Unfortunately, the physics of a seesaw don't allow both sides to be up at the same time. The Bengals definitely picked the wrong toy on the playground to play with and they know it.
"I don’t know if there’s a worse feeling than losing a bunch of games," quarterback Carson Palmer said. "This is definitely a low for this group and a low for myself but in no way are we packing it in."
It's human nature to point fingers when things don't go the way they are supposed to go. I blame everybody and anybody, except for myself, when things don't go right in my life, but right now I'm having a hard time picking who to blame for the product that I payed the price for tickets and a seat license to watch on Sundays.
I can point my finger at the coaches. Four weeks of saying "we failed to execute" after losses only to fail to execute again the next week can easily be blamed on poor coaching. The play calling has been bad for much of the season and on a day when the running game had some shining moments, the fact that Benson was not given the ball on one of the many third-and-short situations is bad play calling.

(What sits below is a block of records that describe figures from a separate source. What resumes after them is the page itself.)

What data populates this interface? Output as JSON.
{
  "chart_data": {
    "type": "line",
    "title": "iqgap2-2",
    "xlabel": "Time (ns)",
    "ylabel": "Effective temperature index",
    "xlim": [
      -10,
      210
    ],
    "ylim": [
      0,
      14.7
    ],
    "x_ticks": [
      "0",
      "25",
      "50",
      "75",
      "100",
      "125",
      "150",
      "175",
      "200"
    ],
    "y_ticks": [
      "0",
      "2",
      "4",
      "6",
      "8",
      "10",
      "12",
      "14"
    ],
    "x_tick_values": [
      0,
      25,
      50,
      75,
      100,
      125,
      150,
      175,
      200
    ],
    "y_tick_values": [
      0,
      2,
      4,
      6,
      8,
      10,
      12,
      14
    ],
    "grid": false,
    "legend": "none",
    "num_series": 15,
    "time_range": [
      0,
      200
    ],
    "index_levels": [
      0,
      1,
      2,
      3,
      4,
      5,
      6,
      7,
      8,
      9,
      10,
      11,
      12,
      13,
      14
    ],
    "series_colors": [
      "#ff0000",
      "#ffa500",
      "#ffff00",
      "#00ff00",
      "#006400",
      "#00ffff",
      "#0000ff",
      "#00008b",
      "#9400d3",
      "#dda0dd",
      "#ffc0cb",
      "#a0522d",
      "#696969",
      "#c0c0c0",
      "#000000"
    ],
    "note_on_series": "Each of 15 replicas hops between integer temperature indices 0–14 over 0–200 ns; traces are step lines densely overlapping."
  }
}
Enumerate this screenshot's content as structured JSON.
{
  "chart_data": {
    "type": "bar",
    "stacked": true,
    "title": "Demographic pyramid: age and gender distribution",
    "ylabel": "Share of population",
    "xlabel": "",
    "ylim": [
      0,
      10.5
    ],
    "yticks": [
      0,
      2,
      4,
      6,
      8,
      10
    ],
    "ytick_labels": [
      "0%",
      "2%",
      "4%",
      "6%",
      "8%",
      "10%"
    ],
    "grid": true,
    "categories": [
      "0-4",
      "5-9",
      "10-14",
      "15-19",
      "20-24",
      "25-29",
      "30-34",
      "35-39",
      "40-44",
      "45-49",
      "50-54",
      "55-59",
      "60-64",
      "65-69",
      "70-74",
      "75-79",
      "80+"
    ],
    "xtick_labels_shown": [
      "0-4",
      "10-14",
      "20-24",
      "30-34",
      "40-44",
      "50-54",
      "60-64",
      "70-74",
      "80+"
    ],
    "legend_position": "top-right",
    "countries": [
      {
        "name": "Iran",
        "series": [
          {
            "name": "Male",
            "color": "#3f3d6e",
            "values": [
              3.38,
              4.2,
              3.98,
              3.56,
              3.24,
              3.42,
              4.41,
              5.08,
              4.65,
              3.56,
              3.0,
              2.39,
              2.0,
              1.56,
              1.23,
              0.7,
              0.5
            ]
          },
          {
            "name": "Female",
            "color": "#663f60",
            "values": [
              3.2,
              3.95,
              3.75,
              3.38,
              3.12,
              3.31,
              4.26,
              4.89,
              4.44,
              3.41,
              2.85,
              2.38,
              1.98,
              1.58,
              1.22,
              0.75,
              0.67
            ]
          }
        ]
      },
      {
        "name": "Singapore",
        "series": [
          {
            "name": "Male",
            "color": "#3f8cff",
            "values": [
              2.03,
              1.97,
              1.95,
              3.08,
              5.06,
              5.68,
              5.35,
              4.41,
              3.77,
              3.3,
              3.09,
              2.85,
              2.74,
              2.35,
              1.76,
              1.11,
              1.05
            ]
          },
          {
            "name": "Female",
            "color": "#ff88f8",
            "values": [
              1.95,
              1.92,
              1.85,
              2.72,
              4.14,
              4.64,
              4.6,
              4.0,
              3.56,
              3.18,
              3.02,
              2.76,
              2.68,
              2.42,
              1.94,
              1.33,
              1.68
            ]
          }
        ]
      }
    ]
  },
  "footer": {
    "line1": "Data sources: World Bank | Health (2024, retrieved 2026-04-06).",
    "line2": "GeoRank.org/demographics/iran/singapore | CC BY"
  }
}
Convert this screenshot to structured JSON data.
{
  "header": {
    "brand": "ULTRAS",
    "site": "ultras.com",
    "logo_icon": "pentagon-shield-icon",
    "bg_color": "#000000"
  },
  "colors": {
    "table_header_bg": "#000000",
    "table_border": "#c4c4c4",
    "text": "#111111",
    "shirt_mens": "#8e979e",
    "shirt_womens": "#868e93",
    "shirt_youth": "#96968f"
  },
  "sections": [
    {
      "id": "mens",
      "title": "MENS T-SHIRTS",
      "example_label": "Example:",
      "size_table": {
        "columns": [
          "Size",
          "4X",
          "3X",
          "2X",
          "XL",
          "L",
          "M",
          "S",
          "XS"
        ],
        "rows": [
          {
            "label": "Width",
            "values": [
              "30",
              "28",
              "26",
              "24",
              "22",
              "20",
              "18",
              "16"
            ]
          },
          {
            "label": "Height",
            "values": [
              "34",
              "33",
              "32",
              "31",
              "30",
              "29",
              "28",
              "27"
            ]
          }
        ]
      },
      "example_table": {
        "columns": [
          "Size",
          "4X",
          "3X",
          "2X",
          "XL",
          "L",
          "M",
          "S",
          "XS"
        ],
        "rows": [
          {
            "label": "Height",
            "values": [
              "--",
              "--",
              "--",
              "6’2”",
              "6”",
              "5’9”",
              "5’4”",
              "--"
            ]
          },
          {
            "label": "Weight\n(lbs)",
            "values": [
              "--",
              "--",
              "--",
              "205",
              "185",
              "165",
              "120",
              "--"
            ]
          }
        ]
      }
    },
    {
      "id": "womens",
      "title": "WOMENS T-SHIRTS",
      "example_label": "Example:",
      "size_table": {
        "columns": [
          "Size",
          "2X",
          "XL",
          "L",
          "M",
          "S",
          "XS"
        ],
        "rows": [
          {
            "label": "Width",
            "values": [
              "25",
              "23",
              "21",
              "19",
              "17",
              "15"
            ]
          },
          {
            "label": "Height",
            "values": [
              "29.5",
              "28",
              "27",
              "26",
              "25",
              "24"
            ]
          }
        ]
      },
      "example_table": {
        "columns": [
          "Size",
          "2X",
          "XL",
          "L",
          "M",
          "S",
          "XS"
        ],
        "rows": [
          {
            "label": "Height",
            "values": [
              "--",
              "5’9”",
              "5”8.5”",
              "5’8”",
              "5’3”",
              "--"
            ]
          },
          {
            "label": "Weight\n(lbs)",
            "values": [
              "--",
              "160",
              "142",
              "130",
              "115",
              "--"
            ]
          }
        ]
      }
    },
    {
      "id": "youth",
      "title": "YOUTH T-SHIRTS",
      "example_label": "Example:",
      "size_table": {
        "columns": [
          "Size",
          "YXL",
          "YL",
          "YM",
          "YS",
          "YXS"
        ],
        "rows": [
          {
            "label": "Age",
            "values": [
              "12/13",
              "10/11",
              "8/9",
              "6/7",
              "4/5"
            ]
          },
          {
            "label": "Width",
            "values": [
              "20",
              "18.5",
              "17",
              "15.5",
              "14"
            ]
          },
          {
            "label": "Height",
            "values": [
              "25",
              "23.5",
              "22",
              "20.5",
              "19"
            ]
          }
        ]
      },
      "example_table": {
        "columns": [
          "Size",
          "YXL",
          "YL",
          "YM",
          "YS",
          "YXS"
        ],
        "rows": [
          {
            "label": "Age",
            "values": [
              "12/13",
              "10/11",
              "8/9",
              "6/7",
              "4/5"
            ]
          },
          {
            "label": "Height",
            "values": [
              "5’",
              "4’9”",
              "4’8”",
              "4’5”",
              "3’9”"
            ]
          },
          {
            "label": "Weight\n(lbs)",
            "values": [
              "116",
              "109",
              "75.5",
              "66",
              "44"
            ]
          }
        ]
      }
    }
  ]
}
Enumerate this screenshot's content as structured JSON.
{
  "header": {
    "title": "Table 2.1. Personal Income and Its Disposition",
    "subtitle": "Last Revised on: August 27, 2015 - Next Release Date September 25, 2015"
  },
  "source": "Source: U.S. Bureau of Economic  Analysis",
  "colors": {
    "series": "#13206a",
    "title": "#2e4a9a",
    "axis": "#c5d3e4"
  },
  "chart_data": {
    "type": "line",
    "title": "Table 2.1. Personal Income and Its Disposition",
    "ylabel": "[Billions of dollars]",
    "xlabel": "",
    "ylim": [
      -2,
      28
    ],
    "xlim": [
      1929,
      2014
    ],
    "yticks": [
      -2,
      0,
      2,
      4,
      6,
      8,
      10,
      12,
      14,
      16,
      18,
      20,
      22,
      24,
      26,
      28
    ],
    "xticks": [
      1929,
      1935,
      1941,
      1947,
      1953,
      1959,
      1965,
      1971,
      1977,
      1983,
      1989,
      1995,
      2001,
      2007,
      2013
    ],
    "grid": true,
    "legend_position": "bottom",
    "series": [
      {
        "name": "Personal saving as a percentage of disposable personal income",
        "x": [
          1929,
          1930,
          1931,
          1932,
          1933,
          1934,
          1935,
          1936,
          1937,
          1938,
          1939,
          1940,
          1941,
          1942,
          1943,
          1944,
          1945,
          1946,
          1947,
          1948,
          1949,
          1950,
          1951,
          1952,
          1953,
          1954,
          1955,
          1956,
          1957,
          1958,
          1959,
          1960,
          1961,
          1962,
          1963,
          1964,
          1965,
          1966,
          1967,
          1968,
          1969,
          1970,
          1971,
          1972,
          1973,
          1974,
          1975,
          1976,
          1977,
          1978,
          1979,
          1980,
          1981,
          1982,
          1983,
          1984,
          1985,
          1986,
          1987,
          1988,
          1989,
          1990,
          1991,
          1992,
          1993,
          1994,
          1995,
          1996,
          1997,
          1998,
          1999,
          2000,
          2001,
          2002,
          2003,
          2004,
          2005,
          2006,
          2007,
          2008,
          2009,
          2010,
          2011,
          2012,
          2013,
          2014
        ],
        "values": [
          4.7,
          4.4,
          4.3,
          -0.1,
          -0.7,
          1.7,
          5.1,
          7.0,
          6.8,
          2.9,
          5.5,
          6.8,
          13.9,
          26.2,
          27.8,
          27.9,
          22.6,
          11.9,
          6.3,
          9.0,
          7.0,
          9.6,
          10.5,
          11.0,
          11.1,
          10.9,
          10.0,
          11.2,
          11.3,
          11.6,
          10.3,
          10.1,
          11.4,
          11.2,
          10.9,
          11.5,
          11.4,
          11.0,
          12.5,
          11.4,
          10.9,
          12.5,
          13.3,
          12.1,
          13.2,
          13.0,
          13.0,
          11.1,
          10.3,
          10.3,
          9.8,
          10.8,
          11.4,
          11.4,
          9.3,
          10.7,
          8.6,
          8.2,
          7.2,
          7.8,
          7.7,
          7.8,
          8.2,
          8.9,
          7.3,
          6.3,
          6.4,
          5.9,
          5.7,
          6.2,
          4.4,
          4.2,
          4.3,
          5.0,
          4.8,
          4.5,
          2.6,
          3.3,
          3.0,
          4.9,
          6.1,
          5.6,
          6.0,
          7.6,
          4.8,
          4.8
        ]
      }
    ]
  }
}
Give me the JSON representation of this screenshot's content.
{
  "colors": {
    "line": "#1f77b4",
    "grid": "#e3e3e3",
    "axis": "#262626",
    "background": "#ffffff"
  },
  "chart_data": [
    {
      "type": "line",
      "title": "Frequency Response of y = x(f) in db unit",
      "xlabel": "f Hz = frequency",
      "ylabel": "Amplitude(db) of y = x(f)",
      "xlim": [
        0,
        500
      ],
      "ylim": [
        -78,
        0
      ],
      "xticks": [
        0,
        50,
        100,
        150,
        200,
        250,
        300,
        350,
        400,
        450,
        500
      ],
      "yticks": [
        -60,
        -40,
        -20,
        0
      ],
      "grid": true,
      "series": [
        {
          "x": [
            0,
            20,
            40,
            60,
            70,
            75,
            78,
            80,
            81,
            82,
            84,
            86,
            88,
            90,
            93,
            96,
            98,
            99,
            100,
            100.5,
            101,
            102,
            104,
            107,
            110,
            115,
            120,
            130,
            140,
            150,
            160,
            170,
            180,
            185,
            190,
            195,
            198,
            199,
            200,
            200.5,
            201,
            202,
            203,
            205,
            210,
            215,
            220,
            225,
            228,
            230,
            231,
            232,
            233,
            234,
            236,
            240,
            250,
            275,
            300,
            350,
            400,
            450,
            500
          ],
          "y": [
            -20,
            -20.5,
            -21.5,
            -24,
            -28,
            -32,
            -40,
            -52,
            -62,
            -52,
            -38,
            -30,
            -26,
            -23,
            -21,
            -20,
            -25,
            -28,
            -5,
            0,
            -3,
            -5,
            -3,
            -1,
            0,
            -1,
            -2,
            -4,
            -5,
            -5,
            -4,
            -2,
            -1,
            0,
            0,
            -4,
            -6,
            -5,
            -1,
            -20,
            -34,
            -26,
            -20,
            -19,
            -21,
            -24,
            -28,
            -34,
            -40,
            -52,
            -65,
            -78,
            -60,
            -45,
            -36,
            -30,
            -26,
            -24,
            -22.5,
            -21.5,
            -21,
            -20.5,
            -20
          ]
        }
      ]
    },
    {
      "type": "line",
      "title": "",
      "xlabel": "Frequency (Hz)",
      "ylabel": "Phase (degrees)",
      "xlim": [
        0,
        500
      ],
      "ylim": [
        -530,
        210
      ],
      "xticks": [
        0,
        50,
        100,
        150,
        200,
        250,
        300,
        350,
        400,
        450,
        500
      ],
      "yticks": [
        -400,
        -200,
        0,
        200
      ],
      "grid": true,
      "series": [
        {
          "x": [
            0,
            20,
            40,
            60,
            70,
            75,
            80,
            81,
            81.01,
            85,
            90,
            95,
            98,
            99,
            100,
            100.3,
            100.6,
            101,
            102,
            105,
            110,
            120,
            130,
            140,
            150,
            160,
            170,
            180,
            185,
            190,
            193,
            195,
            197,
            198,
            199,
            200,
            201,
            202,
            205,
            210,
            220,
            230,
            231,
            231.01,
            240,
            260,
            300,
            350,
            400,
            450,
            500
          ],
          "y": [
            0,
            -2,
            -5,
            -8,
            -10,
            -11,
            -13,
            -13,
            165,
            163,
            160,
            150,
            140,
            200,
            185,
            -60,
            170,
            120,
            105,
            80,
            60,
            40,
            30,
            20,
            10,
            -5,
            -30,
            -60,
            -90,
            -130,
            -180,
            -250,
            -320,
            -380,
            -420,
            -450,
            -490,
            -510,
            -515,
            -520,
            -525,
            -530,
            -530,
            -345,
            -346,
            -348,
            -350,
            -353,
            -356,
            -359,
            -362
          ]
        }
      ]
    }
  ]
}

The players can be blamed too - after all, the coaches aren't the ones taking the snaps and tackling people. Carson Palmer has struggled to put the ball where it needed to be on certain throws. Benson has missed holes. The offensive line has struggled to block. The wide receivers have run the wrong routes and dropped passes. The defensive line cannot get pressure on any opposing quarterback... ever. The secondary has blown coverages. Possibly the worst thing that I've noticed, though, is the complete lack of leadership, passion and emotion on the field. Maybe it's just me but I have the feeling that half of the players are just saying what they think the fans want to hear after a loss. "We just didn't execute today and we're going to work hard bla bla bla bla bla" Obviously it wouldn't be cool for players to lose and then laugh about it in the press conference that the fans who pay their salaries watch.
It's everything and it's so frustrating.
"We can play football and do things correctly and then we can play not as smart as we need to sometimes," Lewis said. "We didn’t make enough plays in special teams to carry us over the hump and we didn’t get them stopped enough defensively when we needed to. We know the focus when we get the ball, but we’ve got to man up and play those things."
These run-of-the-mill excuses for the team's inability to perform the way an NFL team who won the division last year have lost their meaning. The things that were wrong in the preseason and early in the regular season are the same things that are wrong now. I've never been a huge "fire the coach in the middle of the season" guy and I'm still not but I do know that something needs to change for this team. Carson Palmer says that this is an all time low for this group of guys. It's an all time low for a lot of fans too. I'm no exception.
But, hey, on the lighter side of things, the Bengals can still go 8-1 and have a legitimate shot at making the playoffs. So.... there's always that to cling to. I'm sure it's just a fools hope but I've been known to be a fool every now and again. Who's with me?